Siddique Juned, Belin Thomas R
Department of Health Studies, University of Chicago, Chicago, IL 60637, U.S.A.
Stat Med. 2008 Jan 15;27(1):83-102. doi: 10.1002/sim.3001.
Hot-deck imputation offers advantages in reflecting salient features of data distributions in missing-data problems, but previous implementations have lacked the appeal associated with modern Bayesian statistical-computing techniques. We outline a strategy of iterative hot-deck multiple imputation with distance-based donor selection. With distance defined as a monotonic function of the difference in predictive means between cases, donors are chosen with probability inversely proportional to their distance from the donee. This method retains the implementation ease of ad hoc techniques, while incorporating the desirable features of Bayesian approaches. Special cases of our method include nearest-neighbor imputation and a simple random hot-deck. Iterating the procedure provides an analogy to Markov Chain Monte Carlo methods and is intended to mitigate dependence on starting values. Results from imputing missing values in a longitudinal depression treatment trial as well as a simulation study are presented. We evaluate how different definitions of distance, choices of starting values, the order in which variables are chosen for imputation, and the number of iterations impact inferences. We show that our measure of distance controls the tradeoff between bias and variance of our estimates. We find that inferences from the depression treatment trial are not sensitive to most definitions of distance. In addition, while differences exist between 1 iteration and 10 iterations, there are no meaningful differences between inferences based on 10 iterations and those based on 500 iterations. The choice of starting value did not have an impact on inferences but the order in which the variables were chosen for imputation was significant even after iteration.

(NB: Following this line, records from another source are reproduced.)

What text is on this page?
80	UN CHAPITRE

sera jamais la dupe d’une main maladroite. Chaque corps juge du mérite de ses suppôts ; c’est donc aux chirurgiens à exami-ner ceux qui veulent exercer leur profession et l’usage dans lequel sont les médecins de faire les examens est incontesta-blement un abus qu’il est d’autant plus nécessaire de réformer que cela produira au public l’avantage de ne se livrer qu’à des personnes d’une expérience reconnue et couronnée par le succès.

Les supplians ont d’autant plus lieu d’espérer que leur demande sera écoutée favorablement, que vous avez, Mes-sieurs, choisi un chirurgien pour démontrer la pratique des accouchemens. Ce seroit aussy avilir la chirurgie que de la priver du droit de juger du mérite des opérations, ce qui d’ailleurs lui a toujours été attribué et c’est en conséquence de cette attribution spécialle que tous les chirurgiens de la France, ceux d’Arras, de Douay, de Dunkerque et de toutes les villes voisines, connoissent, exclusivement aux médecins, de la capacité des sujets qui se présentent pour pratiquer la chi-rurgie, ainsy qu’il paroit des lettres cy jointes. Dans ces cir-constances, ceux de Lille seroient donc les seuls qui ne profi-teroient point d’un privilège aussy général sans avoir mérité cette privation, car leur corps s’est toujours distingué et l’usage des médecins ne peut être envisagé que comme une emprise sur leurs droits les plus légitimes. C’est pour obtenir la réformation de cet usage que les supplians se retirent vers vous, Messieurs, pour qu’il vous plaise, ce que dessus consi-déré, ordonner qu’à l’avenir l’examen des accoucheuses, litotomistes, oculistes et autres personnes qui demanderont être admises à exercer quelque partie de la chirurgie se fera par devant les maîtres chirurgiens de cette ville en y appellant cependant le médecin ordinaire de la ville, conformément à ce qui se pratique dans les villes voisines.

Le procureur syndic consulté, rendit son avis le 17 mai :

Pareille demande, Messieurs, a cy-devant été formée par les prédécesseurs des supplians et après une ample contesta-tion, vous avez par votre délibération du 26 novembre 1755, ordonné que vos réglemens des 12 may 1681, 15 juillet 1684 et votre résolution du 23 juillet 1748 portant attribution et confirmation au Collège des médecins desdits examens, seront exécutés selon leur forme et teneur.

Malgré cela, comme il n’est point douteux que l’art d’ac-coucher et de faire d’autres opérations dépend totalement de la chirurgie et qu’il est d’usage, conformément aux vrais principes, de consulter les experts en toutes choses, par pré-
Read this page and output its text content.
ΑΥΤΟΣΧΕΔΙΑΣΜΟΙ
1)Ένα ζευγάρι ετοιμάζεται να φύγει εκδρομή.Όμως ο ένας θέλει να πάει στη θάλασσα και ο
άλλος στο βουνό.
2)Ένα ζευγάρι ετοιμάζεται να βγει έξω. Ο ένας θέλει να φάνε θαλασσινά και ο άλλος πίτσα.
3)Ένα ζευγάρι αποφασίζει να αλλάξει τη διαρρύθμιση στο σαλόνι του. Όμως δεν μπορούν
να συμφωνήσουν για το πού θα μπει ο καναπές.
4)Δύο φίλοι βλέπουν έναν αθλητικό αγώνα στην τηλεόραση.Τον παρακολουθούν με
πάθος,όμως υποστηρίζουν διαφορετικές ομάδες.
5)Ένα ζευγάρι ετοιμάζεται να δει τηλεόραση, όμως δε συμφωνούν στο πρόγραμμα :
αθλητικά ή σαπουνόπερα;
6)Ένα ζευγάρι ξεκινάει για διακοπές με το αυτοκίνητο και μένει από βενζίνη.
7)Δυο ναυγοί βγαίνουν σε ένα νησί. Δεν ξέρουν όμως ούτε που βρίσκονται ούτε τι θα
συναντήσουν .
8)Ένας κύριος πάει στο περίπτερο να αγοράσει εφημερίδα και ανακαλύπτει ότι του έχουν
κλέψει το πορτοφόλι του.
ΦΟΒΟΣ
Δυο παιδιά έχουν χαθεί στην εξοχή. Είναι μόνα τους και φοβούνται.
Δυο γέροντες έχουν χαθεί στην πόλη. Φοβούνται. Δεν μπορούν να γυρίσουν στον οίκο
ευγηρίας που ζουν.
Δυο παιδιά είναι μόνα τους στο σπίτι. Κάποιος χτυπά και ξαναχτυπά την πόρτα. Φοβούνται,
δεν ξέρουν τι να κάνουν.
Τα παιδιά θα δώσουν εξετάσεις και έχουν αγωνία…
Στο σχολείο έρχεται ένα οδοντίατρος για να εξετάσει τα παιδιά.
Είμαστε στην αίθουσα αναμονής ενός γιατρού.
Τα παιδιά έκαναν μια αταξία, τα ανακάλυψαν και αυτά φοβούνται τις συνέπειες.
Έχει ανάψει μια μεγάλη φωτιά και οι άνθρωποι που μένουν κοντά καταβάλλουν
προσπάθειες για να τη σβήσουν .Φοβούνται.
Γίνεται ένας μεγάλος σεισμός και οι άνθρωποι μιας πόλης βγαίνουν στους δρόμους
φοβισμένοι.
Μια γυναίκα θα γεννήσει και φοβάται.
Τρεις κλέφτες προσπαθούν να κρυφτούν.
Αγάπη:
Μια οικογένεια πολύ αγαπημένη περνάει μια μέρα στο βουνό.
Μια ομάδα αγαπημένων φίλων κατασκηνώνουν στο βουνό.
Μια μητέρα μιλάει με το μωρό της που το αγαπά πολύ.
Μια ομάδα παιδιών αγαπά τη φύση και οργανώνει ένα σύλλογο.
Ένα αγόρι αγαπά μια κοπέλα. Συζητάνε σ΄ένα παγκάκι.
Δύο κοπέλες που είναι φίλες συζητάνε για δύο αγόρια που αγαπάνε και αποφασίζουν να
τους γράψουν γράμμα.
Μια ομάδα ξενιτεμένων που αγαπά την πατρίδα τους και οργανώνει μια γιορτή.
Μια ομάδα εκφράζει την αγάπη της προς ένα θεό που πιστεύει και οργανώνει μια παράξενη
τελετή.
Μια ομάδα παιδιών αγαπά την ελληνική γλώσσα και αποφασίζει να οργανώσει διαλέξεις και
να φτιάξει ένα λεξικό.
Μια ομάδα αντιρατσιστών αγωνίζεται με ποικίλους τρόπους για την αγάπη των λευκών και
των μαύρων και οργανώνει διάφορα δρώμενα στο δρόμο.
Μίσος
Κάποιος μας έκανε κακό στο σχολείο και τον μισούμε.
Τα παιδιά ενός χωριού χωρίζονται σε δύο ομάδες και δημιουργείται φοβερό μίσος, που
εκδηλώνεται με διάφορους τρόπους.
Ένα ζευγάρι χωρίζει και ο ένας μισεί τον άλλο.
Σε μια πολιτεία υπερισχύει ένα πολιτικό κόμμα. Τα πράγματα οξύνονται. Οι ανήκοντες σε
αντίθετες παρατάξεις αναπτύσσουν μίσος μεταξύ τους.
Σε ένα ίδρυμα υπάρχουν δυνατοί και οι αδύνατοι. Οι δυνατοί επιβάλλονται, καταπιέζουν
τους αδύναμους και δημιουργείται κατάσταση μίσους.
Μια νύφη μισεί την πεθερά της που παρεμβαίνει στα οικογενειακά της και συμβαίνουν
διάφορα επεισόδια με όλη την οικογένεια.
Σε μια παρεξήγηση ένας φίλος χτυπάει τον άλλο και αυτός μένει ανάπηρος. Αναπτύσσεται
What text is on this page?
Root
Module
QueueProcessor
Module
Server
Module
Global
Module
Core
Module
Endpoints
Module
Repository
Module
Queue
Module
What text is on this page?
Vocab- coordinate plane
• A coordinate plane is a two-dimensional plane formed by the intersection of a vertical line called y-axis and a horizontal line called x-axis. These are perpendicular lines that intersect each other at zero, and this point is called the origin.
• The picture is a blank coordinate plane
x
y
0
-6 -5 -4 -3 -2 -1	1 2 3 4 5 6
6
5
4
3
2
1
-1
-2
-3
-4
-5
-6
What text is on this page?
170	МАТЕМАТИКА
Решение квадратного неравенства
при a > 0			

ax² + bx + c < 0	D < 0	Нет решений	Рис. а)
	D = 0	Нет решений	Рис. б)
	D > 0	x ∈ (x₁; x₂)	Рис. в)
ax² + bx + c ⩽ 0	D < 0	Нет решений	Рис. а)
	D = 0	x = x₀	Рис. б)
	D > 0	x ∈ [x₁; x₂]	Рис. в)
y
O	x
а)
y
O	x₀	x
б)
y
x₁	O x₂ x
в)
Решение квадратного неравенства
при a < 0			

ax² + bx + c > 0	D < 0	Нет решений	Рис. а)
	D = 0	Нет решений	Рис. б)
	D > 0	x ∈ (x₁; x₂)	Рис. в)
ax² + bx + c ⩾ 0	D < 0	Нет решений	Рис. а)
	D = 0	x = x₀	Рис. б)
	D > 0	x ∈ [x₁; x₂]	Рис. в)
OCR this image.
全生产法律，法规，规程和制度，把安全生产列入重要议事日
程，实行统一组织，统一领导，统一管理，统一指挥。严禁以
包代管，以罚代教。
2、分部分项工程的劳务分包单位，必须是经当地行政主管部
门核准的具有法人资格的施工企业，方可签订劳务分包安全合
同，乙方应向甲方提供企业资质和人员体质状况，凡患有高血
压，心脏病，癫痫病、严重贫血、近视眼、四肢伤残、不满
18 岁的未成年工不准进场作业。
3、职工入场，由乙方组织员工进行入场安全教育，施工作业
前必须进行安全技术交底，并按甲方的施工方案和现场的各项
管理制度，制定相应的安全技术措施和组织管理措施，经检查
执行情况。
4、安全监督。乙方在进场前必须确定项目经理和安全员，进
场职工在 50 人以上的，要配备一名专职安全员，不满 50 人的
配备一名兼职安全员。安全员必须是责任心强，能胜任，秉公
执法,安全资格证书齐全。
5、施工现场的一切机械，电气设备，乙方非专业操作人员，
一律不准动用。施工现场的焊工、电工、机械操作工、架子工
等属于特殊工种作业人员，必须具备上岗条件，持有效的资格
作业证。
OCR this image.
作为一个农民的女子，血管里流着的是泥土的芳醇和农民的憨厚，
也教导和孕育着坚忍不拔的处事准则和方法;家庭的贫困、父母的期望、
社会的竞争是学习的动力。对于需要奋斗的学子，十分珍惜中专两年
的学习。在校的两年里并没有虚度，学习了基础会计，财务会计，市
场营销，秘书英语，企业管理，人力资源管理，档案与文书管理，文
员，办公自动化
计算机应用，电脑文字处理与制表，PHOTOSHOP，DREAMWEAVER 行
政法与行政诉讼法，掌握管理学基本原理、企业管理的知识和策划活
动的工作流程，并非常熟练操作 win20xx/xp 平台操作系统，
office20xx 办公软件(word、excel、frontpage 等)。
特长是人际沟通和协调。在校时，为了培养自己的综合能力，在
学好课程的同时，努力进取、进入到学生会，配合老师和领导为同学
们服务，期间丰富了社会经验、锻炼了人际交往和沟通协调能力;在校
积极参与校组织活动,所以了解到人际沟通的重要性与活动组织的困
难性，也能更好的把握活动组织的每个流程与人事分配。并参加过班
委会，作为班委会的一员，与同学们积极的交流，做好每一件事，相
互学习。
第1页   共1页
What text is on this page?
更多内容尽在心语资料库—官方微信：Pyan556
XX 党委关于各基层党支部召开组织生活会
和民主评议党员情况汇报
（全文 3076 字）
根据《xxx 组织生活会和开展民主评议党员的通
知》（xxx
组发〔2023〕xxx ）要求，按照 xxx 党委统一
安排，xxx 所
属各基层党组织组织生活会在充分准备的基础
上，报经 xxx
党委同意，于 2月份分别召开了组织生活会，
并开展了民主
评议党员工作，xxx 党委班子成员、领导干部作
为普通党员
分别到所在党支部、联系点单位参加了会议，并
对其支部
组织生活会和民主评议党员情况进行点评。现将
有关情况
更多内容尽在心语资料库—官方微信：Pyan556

热卡填充法在反映缺失数据问题中数据分布的显著特征方面具有优势,但先前的实现方式缺乏与现代贝叶斯统计计算技术相关的吸引力。我们概述了一种基于距离的供体选择的迭代热卡多重填充策略。将距离定义为病例之间预测均值差异的单调函数,选择供体的概率与其到受者的距离成反比。该方法保留了临时技术的易于实现性,同时融入了贝叶斯方法的理想特征。我们方法的特殊情况包括最近邻填充和简单随机热卡。迭代该过程类似于马尔可夫链蒙特卡罗方法,旨在减轻对初始值的依赖。给出了在纵向抑郁症治疗试验中填充缺失值的结果以及一项模拟研究的结果。我们评估了不同的距离定义、初始值的选择、选择用于填充的变量的顺序以及迭代次数如何影响推断。我们表明,我们的距离度量控制了估计偏差和方差之间的权衡。我们发现,抑郁症治疗试验中的推断对大多数距离定义不敏感。此外,虽然1次迭代和10次迭代之间存在差异,但基于10次迭代的推断与基于500次迭代的推断之间没有显著差异。初始值的选择对推断没有影响,但即使在迭代之后,选择用于填充的变量的顺序也很重要。